A Paris, un projet smart grid avare en résultats mais riche en leçons
Dans l'éco-quartier Clichy-Batignolles, la ville n'a pas réussi à tenir ses objectifs de consommation énergétique, mais s'est dotée de précieux outils pour ses prochains projets.
Entre les ambitieux objectifs environnementaux d'une ville et leur mise en musique par ses prestataires, il y a un monde. C'est pour tenter de mettre fin à cette situation que Paris s'est lancée pendant trois ans dans le projet smart grids CoRDEES, dont elle tire un premier bilan public ce 4 octobre, avec la publication d'un rapport détaillé sur cette expérimentation. Retour en arrière. En 2017, les premières constructions de l'éco-quartier Clichy-Batignolles (XVIIe arrondissement) sortent de terre. Et avec eux de premières évaluations de leur consommation énergétique, sur laquelle la mairie s'était fixé des objectifs très élevés (50 kWh par mètre carré par an). Déception. "Nous étions bien en-dessous", raconte Sabine Romon, responsable du pôle innovation de la ville de Paris.
La mairie cherche alors les raisons de cette situation et des solutions pour y remédier. Elle décide de lancer un projet de collecte de données de consommation énergétique, épaulée par des chercheurs des Mines ParisTech et Embix, filiale de Bouygues spécialisée dans la performance énergétique, avec le soutien de fonds européens. Première étape : la pose de capteurs, aussi bien sur différents nœuds des réseaux de chaleur et d'électricité pour analyser la consommation globale que dans les logements d'habitants volontaires pour l'affiner au niveau des foyers. Ces données ont ensuite été remontées sur une plateforme analytique, qui permet notamment de fournir aux foyers des informations sur leur propre consommation.
Chauffage détraqué
"Nous nous sommes rapidement rendu compte qu'il y avait un problème au niveau du réseau partagé de chaleur par géothermie. Plusieurs sous-stations installées dans les différents bâtiments du quartier étaient mal réglées", explique Sabine Romon. C'est l'un des problèmes des réseaux d'énergie partagés dans ce genre de quartiers mêlant bureaux, logements sociaux, copropriétés et commerces : les gestionnaires de chaque bâtiment sont responsables d'un nœud du réseau. Mal géré, un seul d'entre eux peut détraquer la consommation de l'ensemble du quartier.
Le dernier objectif du projet a donc été de développer une gouvernance énergétique en réunissant toutes les parties prenantes ayant une influence sur la consommation dans le quartier. Notamment pour s'assurer de la conformité des installations et de leur optimisation. Mais pour l'instant, ces acteurs ont refusé de prendre des engagements chiffrés pour respecter les objectifs initiaux de consommation, arguant qu'ils ne sont pas forcément maîtres de la consommation effective (comportement des habitants ou des clients).

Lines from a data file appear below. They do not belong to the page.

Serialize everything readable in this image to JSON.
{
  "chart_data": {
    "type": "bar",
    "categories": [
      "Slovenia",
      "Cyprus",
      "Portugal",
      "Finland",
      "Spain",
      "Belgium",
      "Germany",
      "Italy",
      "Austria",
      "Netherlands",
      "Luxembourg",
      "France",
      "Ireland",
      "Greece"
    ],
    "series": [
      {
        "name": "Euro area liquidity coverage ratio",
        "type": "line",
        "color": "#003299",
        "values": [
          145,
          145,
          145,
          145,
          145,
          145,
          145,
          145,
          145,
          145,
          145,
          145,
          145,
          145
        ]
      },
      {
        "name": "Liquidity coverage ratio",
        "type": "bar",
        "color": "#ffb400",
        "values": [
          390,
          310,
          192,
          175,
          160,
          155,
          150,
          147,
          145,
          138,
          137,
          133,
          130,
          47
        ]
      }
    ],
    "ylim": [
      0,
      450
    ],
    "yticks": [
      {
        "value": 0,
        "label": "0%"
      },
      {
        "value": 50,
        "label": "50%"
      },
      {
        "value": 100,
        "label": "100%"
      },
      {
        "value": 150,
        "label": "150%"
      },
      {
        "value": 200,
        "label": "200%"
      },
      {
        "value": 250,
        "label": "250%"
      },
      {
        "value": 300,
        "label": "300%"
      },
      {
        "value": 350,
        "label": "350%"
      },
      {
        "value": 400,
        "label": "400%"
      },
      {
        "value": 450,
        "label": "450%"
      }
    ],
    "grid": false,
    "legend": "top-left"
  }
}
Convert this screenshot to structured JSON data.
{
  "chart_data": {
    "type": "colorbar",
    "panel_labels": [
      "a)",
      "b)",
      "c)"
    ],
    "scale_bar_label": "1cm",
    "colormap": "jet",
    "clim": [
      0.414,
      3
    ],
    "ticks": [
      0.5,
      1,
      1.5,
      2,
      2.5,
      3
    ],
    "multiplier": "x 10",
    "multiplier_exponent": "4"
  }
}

Pas facile de mettre d'accord différentes couches du mille-feuille immobilier aux intérêts variés, entre ceux qui construisent, ceux qui vendent, ceux qui gèrent et ceux qui habitent ces logements.
De nouvelles compétences
La ville a toutefois tiré plusieurs enseignements de cette expérimentation, qui seront mis en pratique dans un autre projet d'aménagement à Saint-Vincent-de-Paul (XIVe arrondissement). D'abord, il faut désormais obliger dès le départ, au moment de la rédaction du cahier des charges, les différentes parties prenantes à s'engager sur des niveaux de consommation. Et prévoir dès la conception des bâtiments une batterie de capteurs qui viendront vérifier le respect de ces engagements. Paris s'est aussi dotée de nouvelles compétences de modélisation et de simulation. "En ajoutant des consommations réelles à un modèle alimenté par des données macro comme celles de l'Insee, nous sommes capables avec assez peu de nouvelles données de simuler l'influence de différentes actions (travaux, conseils aux habitants…) sur la consommation énergétique d'un quartier", détaille Sabine Romon.
Alors que le projet CoRDEES s'achève fin octobre, Paris et ses partenaires souhaitent poursuivre l'expérimentation un an de plus. Pour ce faire, ils vont créer une association. Elle devra notamment poursuivre ses analyses sur un plus grand échantillon de données (des bâtiments sortent encore de terre cette année), et sur la production d'électricité photovoltaïque de certains bâtiments, peu étudiée jusqu'ici. Il faudra également mener une réflexion sur le statut juridique et le modèle économique d'un futur facilitateur énergétique, qui devra reprendre les missions de supervision de l'association dans de futurs projets.